Field of Science

A little Linguipolygnathus


Variants of Linguipolygnathus linguiformis over time, from Bardashev et al. (2002).


Three points for this ID challenge go to Adam Yates who recognised the objects in the figure as P-elements of an ozarkodinid conodont (the first person to identify them as a conodont looses out on points because they didn't supply any supporting comments). Linguipolygnathus linguiformis is the type species of Linguipolygnathus, one of the genera carved by Bardashev et al. (2002) out of the large older genus Polygnathus. I've commented on the taxonomic insanity of Bardashev et al. in a previous post, though the idea of subdividing Polygnathus is not in itself a bad one (and note that if Linguipolygnathus were synonymised with its supposed polyphyletically-ancestral genus Eolinguipolygnathus we'd be left with a single monophyletic genus).

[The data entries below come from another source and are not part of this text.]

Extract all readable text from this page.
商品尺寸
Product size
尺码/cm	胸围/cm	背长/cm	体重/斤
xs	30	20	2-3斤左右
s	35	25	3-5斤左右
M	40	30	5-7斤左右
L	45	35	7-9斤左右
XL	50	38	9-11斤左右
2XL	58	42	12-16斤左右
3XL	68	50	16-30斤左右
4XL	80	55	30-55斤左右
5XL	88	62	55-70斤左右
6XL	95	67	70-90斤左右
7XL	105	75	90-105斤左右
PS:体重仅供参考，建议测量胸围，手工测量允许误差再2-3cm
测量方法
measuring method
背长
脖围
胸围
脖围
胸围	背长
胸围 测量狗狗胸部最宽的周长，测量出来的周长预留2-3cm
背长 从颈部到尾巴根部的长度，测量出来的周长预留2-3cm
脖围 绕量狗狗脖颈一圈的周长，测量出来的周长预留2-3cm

Many discussions of conodonts make reference to their minuteness (I've done it myself in the past) and the preserved conodont fossils are certainly minute. However, I must confess to only realising fairly recently that, just because the preserved fossils are minute, doesn't necessarily mean that the (largely soft-bodied and hence rarely preserved) animals themselves were. Of the two best-preserved body fossils of conodonts available to us, the remains of Promissum are those of an animal about 20 cm long. Even the more modestly sized Clydagnathus, which is apparently more like the usual run of conodonts, would have been about 6 cm long in life: not huge, but still comparable in size to a modern anchovy.

REFERENCES

Bardashev, I. A., K. Weddige & W. Ziegler. 2002. The phylomorphogenesis of some Early Devonian platform conodonts. Senckenbergiana Lethaea 82 (2): 375-451.

2 comments:

  1. It's good to see agnaths getting some love.

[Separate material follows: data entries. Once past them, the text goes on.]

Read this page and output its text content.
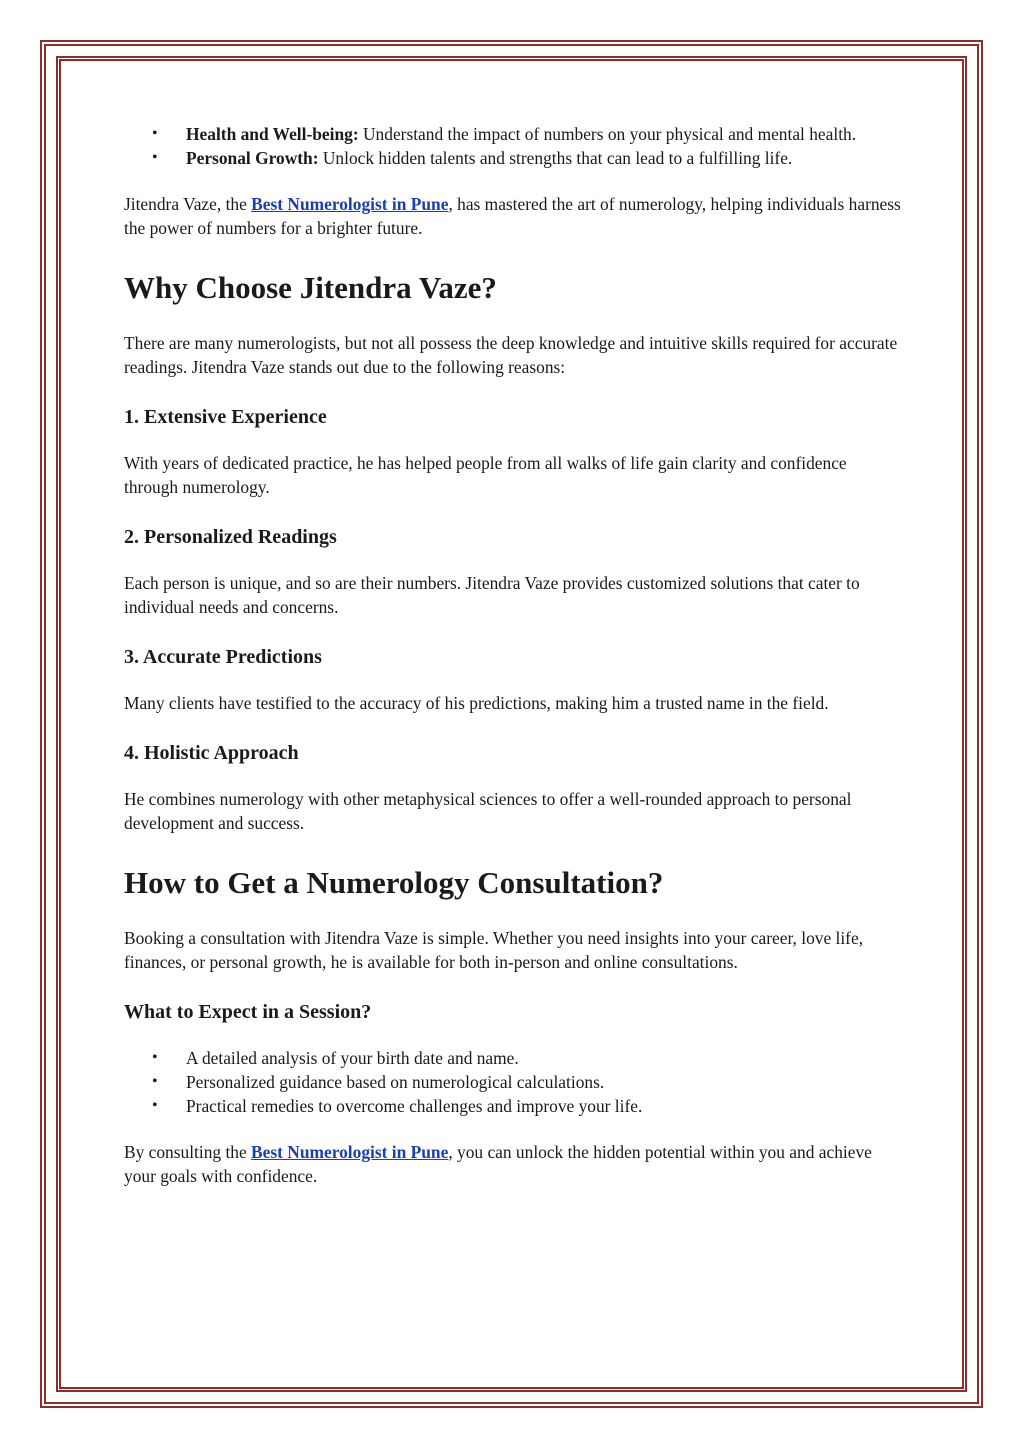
• Health and Well-being: Understand the impact of numbers on your physical and mental health.
• Personal Growth: Unlock hidden talents and strengths that can lead to a fulfilling life.

Jitendra Vaze, the Best Numerologist in Pune, has mastered the art of numerology, helping individuals harness the power of numbers for a brighter future.

Why Choose Jitendra Vaze?

There are many numerologists, but not all possess the deep knowledge and intuitive skills required for accurate readings. Jitendra Vaze stands out due to the following reasons:

1. Extensive Experience

With years of dedicated practice, he has helped people from all walks of life gain clarity and confidence through numerology.

2. Personalized Readings

Each person is unique, and so are their numbers. Jitendra Vaze provides customized solutions that cater to individual needs and concerns.

3. Accurate Predictions

Many clients have testified to the accuracy of his predictions, making him a trusted name in the field.

4. Holistic Approach

He combines numerology with other metaphysical sciences to offer a well-rounded approach to personal development and success.

How to Get a Numerology Consultation?

Booking a consultation with Jitendra Vaze is simple. Whether you need insights into your career, love life, finances, or personal growth, he is available for both in-person and online consultations.

What to Expect in a Session?
• A detailed analysis of your birth date and name.
• Personalized guidance based on numerological calculations.
• Practical remedies to overcome challenges and improve your life.

By consulting the Best Numerologist in Pune, you can unlock the hidden potential within you and achieve your goals with confidence.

    (There's should be a law that each time someone makes a popular book, TV show, or the like on dinosaurs, they also have to make one on agnaths.)

    ReplyDelete
  2. I share Andreas's pleasure at seeing a Conodont article! (Though I guess I'd relax the provision of his proposed law a bit: anyone who comes out with a popular book or TV show on dinosaurs has to match it with one on either agnaths, lower tetrapods, or fossil mammaliamorphs....)

    I don't have any intelligent comment to make on the content, but THANKS, C.T.: I appreciate your work!